Um ponto negativo do longa e que realmente deixa a desejar são os buracos em algumas explicações ou cenas sem sentido. Questões são levantadas e ficam em aberto. Algumas com certeza foram com a função de criar a dúvida e questionamentos no público, mas outras apenas confundem. A família de Koetler, por exemplo, é pouco utilizada e por isso se torna desnecessária para a trama. Elementos presentes, como as pedras negras, o aparelho auditivo de Caleb, seu coelho, a profeta e mesmo os próprios números perdem o sentido e não são norteados pelo roteiro. As dúvidas deixadas por Proyas podem provocar horas de discussão em uma mesa de bar, no entanto os furos no enredo também não ficam por menos.

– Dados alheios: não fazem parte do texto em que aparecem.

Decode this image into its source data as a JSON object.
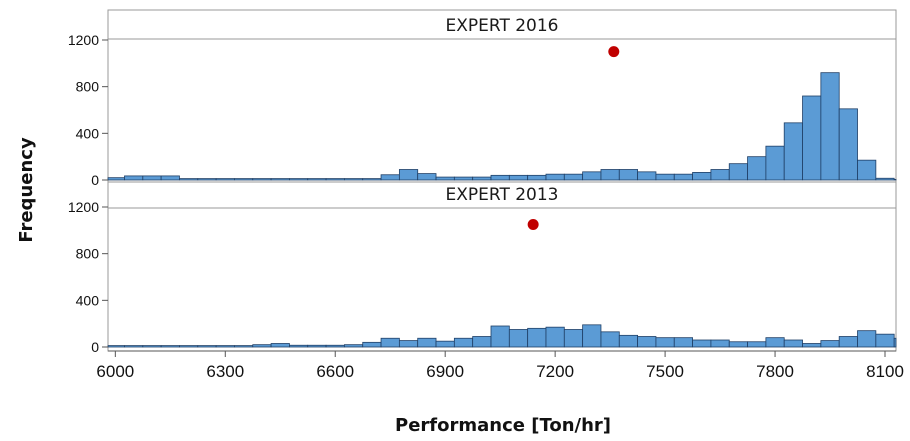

Temas tradicionais da filmografia de Proyas. “O Corvo”, “Cidade das Sombras” e “Eu, Robô” apresentam essa mesma pegada semiológica e simbólica dos fatos.

A constante religião/ciência está bem batida no cinema, mas aqui ela é introduzida pelo gênero catástrofe, que faz com outros caminhos e pontos sejam abordados. Como o bom samaritano, Proyas coloca sua visão de “mundo” de uma maneira a agradar gregos e troianos. Para os mais céticos, esta é uma ótima oportunidade de ampliar ou modificar sua opinião sobre a realidade que vivemos e se o conceito de vida é permeado por um objetivo, ou falta dele, e apenas aquilo que vemos diante dos olhos é o mesmo que acreditamos. Para os mais críveis e crentes, o filme coloca a interessante questão de poder superior.

Independente de dogmas religiosos, a busca pela explicação e sentido da vida é posto em cheque. Aquilo que acreditamos é apenas conforto e necessidade de objetivo ou estamos perdendo nosso tempo, pois sempre acreditamos na orientação superior que nunca existiu? A pergunta “Os Deuses eram Astronautas?” surge naturalmente na mente de quem assiste.